Fluorescence, induced by the exciting light beam, is filtered by the emission monochromator, which selects the wavelength to be measured by the detector. The emission monochromator has a similar spectral range of 200 to 900 nm.
The Single sample holder houses standard cuvettes with a light path of 1 cm. Be sure to use a four-clear-side cuvette, and it should be UV-transparent if you are going to use this spectral range. The cuvette holder is Electro-thermally thermostated by built in peltiers and the solution can be magnetically stirred.

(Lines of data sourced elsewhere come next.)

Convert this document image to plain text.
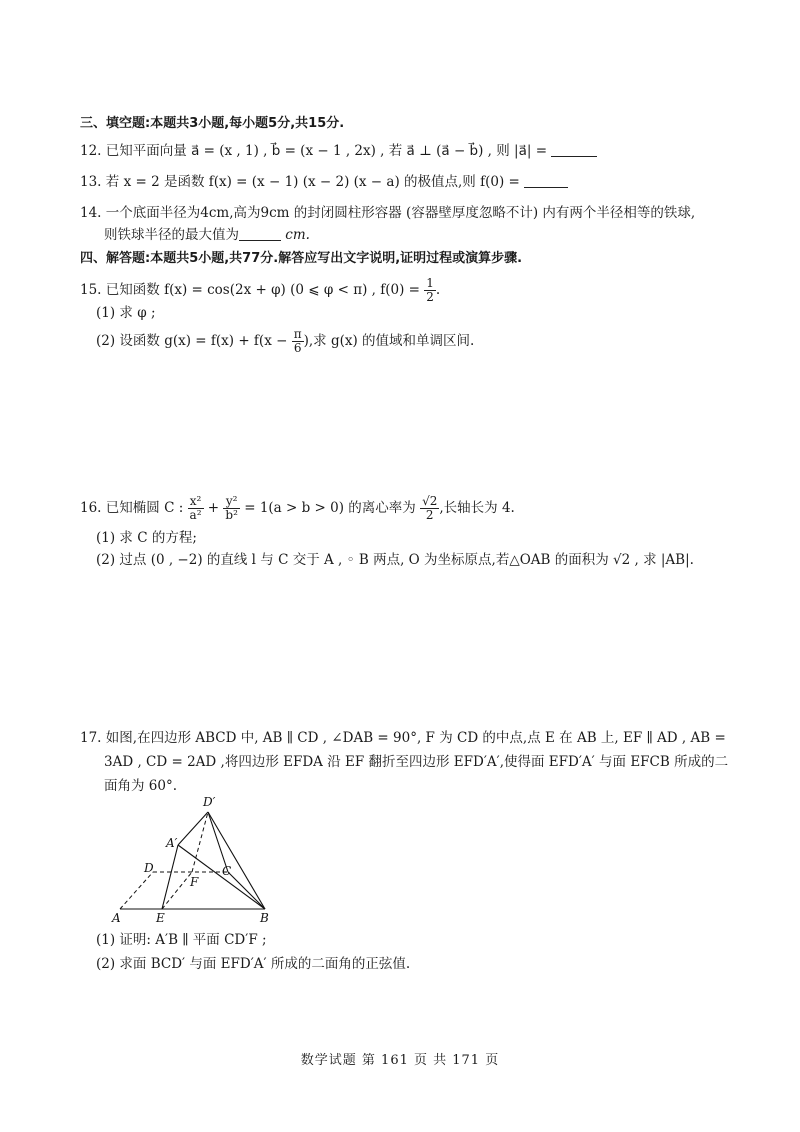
三、填空题:本题共3小题,每小题5分,共15分.
12. 已知平面向量 a⃗ = (x , 1) , b⃗ = (x − 1 , 2x) , 若 a⃗ ⊥ (a⃗ − b⃗) , 则 |a⃗| =
13. 若 x = 2 是函数 f(x) = (x − 1) (x − 2) (x − a) 的极值点,则 f(0) =
14. 一个底面半径为4cm,高为9cm 的封闭圆柱形容器 (容器壁厚度忽略不计) 内有两个半径相等的铁球,
则铁球半径的最大值为	cm.
四、解答题:本题共5小题,共77分.解答应写出文字说明,证明过程或演算步骤.
15. 已知函数 f(x) = cos(2x + φ) (0 ⩽ φ < π) , $f(0) = \frac{1}{2}$ .
(1) 求 φ ;
(2) 设函数 $g(x) = f(x) + f(x - \frac{\pi}{6}$ ),求 g(x) 的值域和单调区间.
16. 已知椭圆 C : $\frac{\text{x²}}{\text{a²}} + \frac{\text{y²}}{\text{b²}} = 1(a > b > 0)$ 的离心率为 $\frac{√2}{2}$ ,长轴长为 4.
(1) 求 C 的方程;
(2) 过点 (0 , −2) 的直线 l 与 C 交于 A , ◦ B 两点, O 为坐标原点,若△OAB 的面积为 √2 , 求 |AB|.
17. 如图,在四边形 ABCD 中, AB ∥ CD , ∠DAB = 90°, F 为 CD 的中点,点 E 在 AB 上, EF ∥ AD , AB =
3AD , CD = 2AD ,将四边形 EFDA 沿 EF 翻折至四边形 EFD′A′,使得面 EFD′A′ 与面 EFCB 所成的二
面角为 60°.
D′
A′
D	C
F
A	E	B
(1) 证明: A′B ∥ 平面 CD′F ;
(2) 求面 BCD′ 与面 EFD′A′ 所成的二面角的正弦值.
数学试题 第 161 页 共 171 页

The Automated Polarizer accessory for the Varian Cary Eclipse can be used in fluorescence polarization applications. The accessory consists of two motorized mechanisms in which the vertical and horizontal polarizers are mounted. The mechanism moves automatically out of the optical path when not in use. The useable wavelength range is 275-750 nm and it can be used for polarization-dependent wavelength scans, for single point reads and for time-based assays.
Simple Read. Steady-state fluorescence intensity is measured at pre-fixed excitation and emission wavelengths.
Advanced Read. The Eclipse can be set up to take multiple readings and obtain mean measurements.
'Ratio' is used to measure parallel changes in intensity at two different wavelengths.
Kinetics Mode is used to measure changes in fluorescence as a function of time.
Lifetime Mode is used to monitor the decay of a phosphorescence signal following a flash of light.
Concentration Mode. The concentration of a fluorescent sample is determined by using a calibration curve.
Scan Mode. Fluorescence is measured as a function of wavelength. The scan mode is frequently used to measure excitation and emission spectra of a fluorophore.